Окунь тяжело ворочался где-то на глубине и неохотно шел к лодке. Один раз он взбулькнул у осклизлого ствола и стремительно, словно испугавшись солнечного света, снова ушел в глубину. И будто стал на якорь. Сколько я ни дергал удочкой — окунь ни с места. Я уже понял, что он запутал леску в корягах, но упрямо дергал и дергал, пока она, тоненько тренькнув, не оборвалась.

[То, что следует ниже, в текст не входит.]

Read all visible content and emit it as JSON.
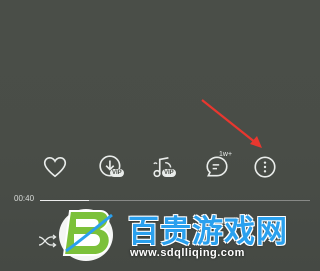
{
  "player": {
    "actions": [
      {
        "name": "like-button",
        "icon": "heart-icon",
        "badge": ""
      },
      {
        "name": "download-button",
        "icon": "download-icon",
        "badge": "VIP"
      },
      {
        "name": "sound-effect-button",
        "icon": "sound-effect-icon",
        "badge": "VIP"
      },
      {
        "name": "comments-button",
        "icon": "comment-icon",
        "badge": "1w+"
      },
      {
        "name": "more-button",
        "icon": "more-vertical-icon",
        "badge": ""
      }
    ],
    "progress": {
      "elapsed": "00:40",
      "fraction": 0.18
    },
    "annotation_color": "#e8372f"
  },
  "watermark": {
    "title": "百贵游戏网",
    "url": "www.sdqlliqing.com",
    "brand_color": "#2aa0ee",
    "logo_color": "#7cc13a"
  }
}
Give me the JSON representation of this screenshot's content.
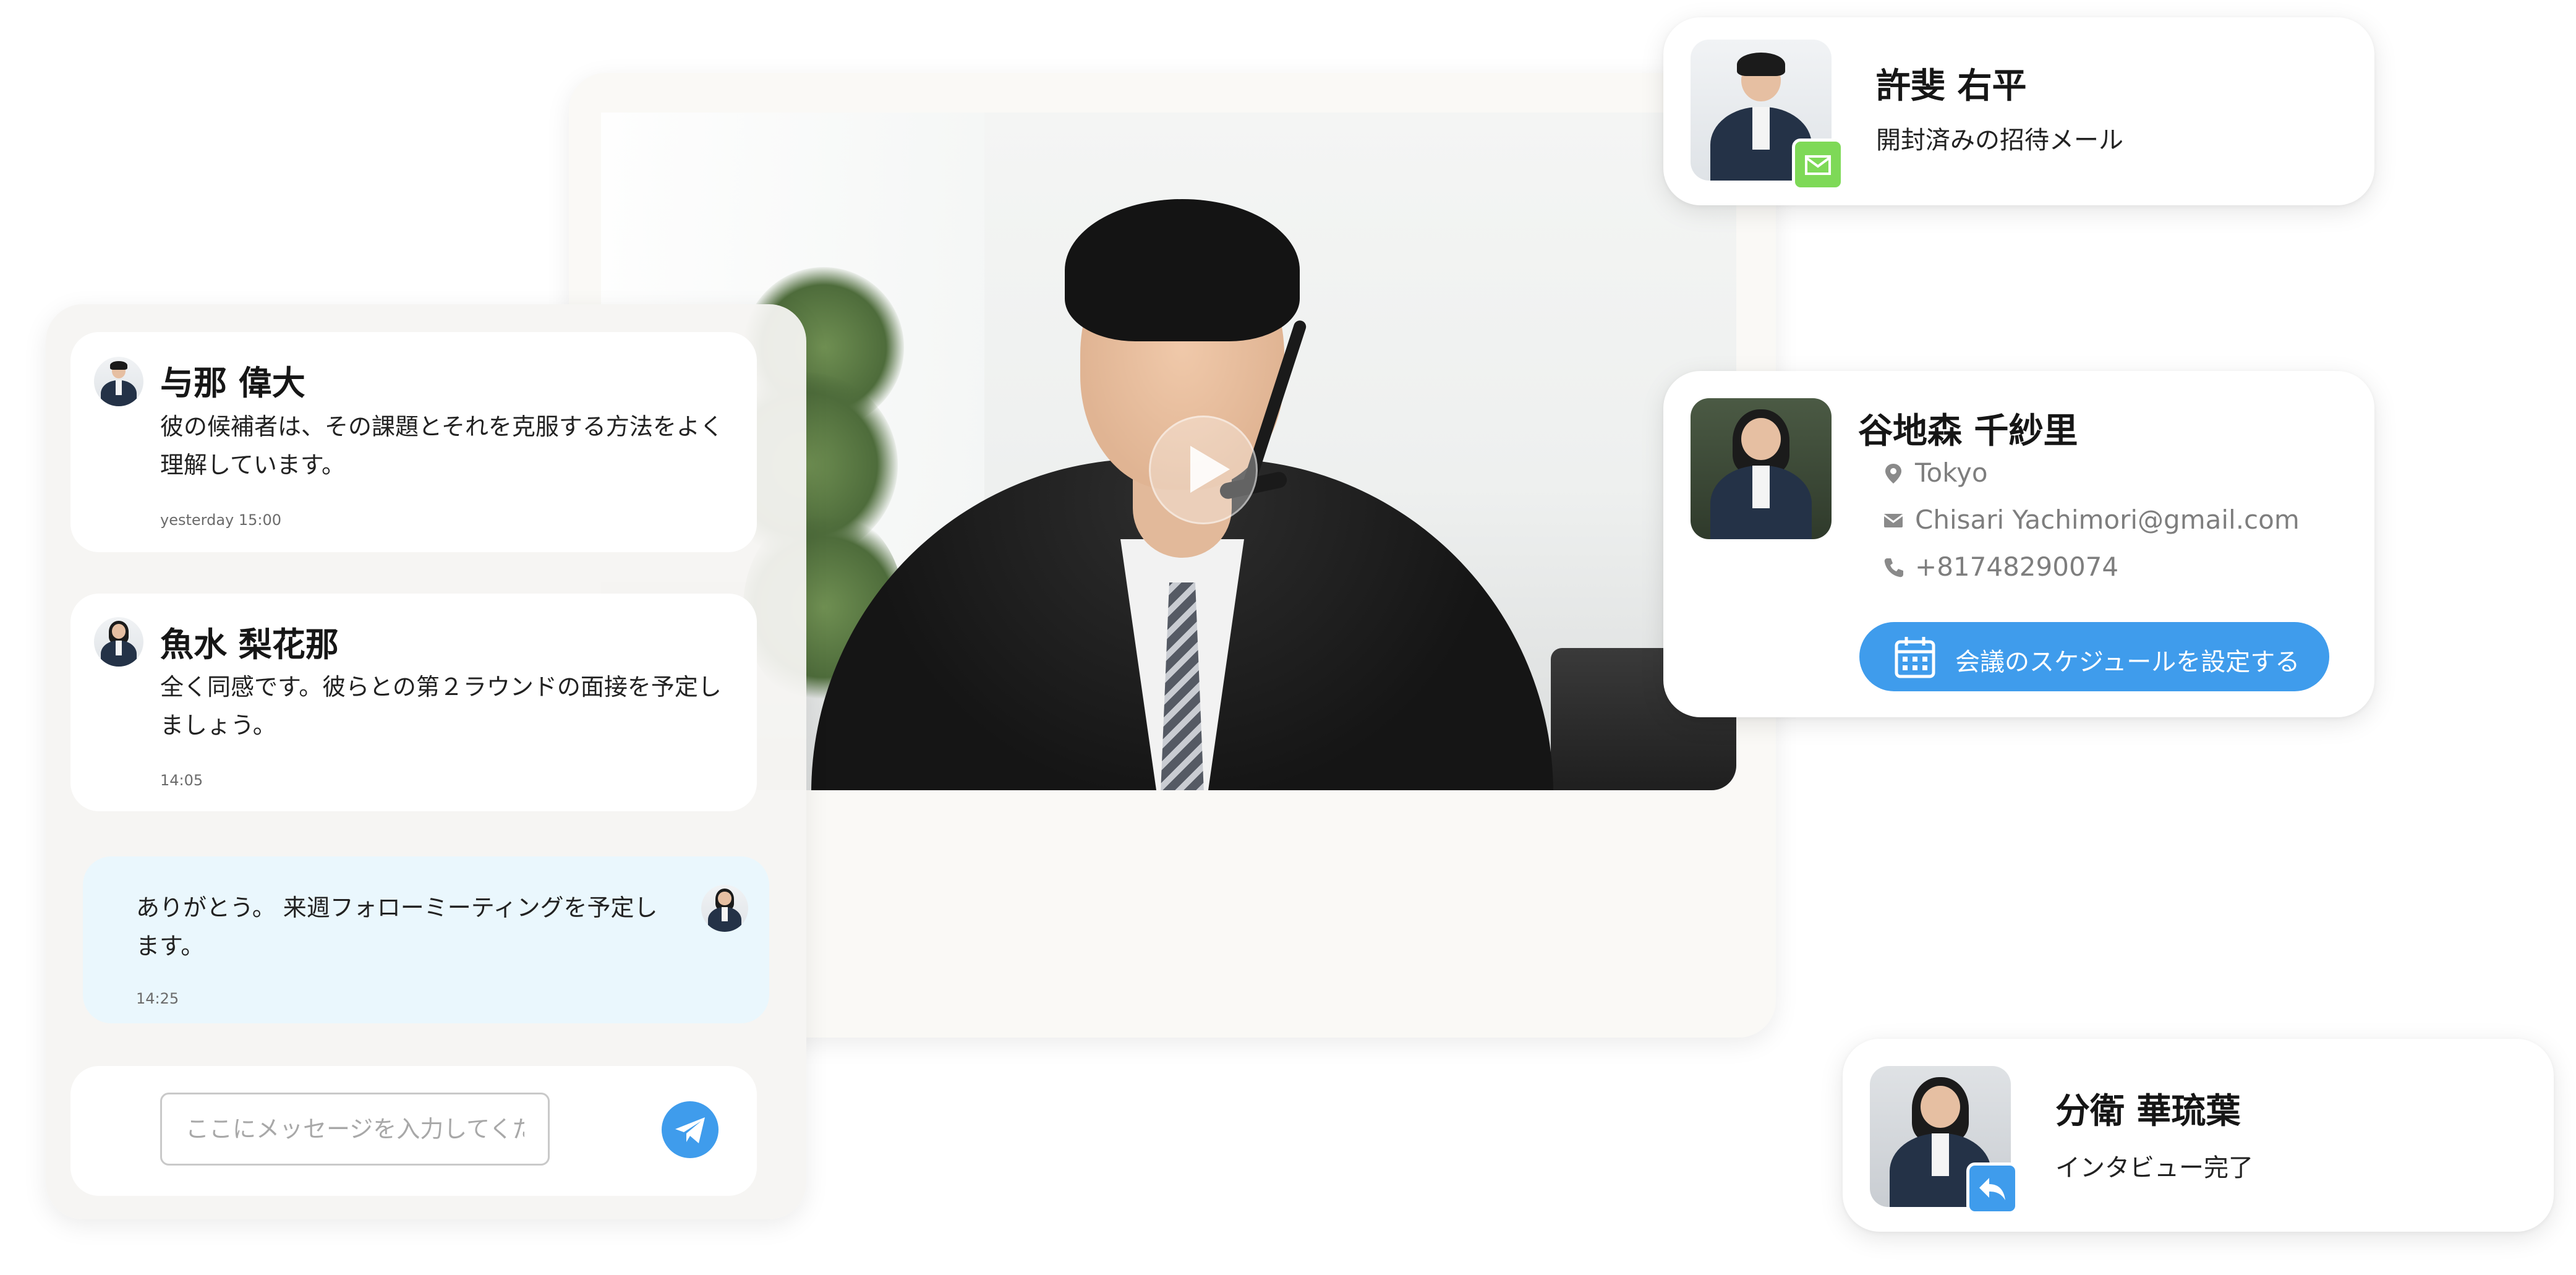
{
  "chat": {
    "messages": [
      {
        "name": "与那 偉大",
        "text": "彼の候補者は、その課題とそれを克服する方法をよく理解しています。",
        "time": "yesterday 15:00"
      },
      {
        "name": "魚水 梨花那",
        "text": "全く同感です。彼らとの第２ラウンドの面接を予定しましょう。",
        "time": "14:05"
      },
      {
        "text": "ありがとう。 来週フォローミーティングを予定します。",
        "time": "14:25"
      }
    ],
    "input_placeholder": "ここにメッセージを入力してください",
    "send_icon": "paper-plane-icon"
  },
  "video": {
    "play_icon": "play-icon"
  },
  "candidates": [
    {
      "name": "許斐 右平",
      "status": "開封済みの招待メール",
      "badge_icon": "email-opened-icon",
      "badge_color": "#7ed957"
    },
    {
      "name": "谷地森 千紗里",
      "location": "Tokyo",
      "email": "Chisari Yachimori@gmail.com",
      "phone": "+81748290074",
      "action_label": "会議のスケジュールを設定する",
      "action_icon": "calendar-icon",
      "action_color": "#3f9cec"
    },
    {
      "name": "分衛 華琉葉",
      "status": "インタビュー完了",
      "badge_icon": "reply-icon",
      "badge_color": "#3f9cec"
    }
  ]
}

— Они тут ушлые,— заметил дядя Федор.— Чуть что, сразу в корягу норовят. Знают, что оттуда их не возьмешь. Надо было, Георгий, его на ту вон проплешину у лопушин выводить.
Я молча заменил на удочке жилку, переставил поплавок из гусиного пера, привязал свинцовое грузило, крючок. На голове у меня шапочка с целлулоидным козырьком, я в одних трусах. Солнце припекает плечи, грудь. Я уже успел прилично загореть. Вторую неделю живу в Кукино. И нравится. Утром часа два-три загораю с книжкой на лужке. Когда солнце припечет грудь, я переворачиваюсь на живот. Дядя Федор без маски и дымокура возится у ульев. Пчелы его знают и не кусают, а если какая и ужалит, так он к этому привычный. А я первое время ходил с большущими желваками то на щеке, то на шее. Очень уж мне было любопытно наблюдать за пчелиным житьем-бытьем.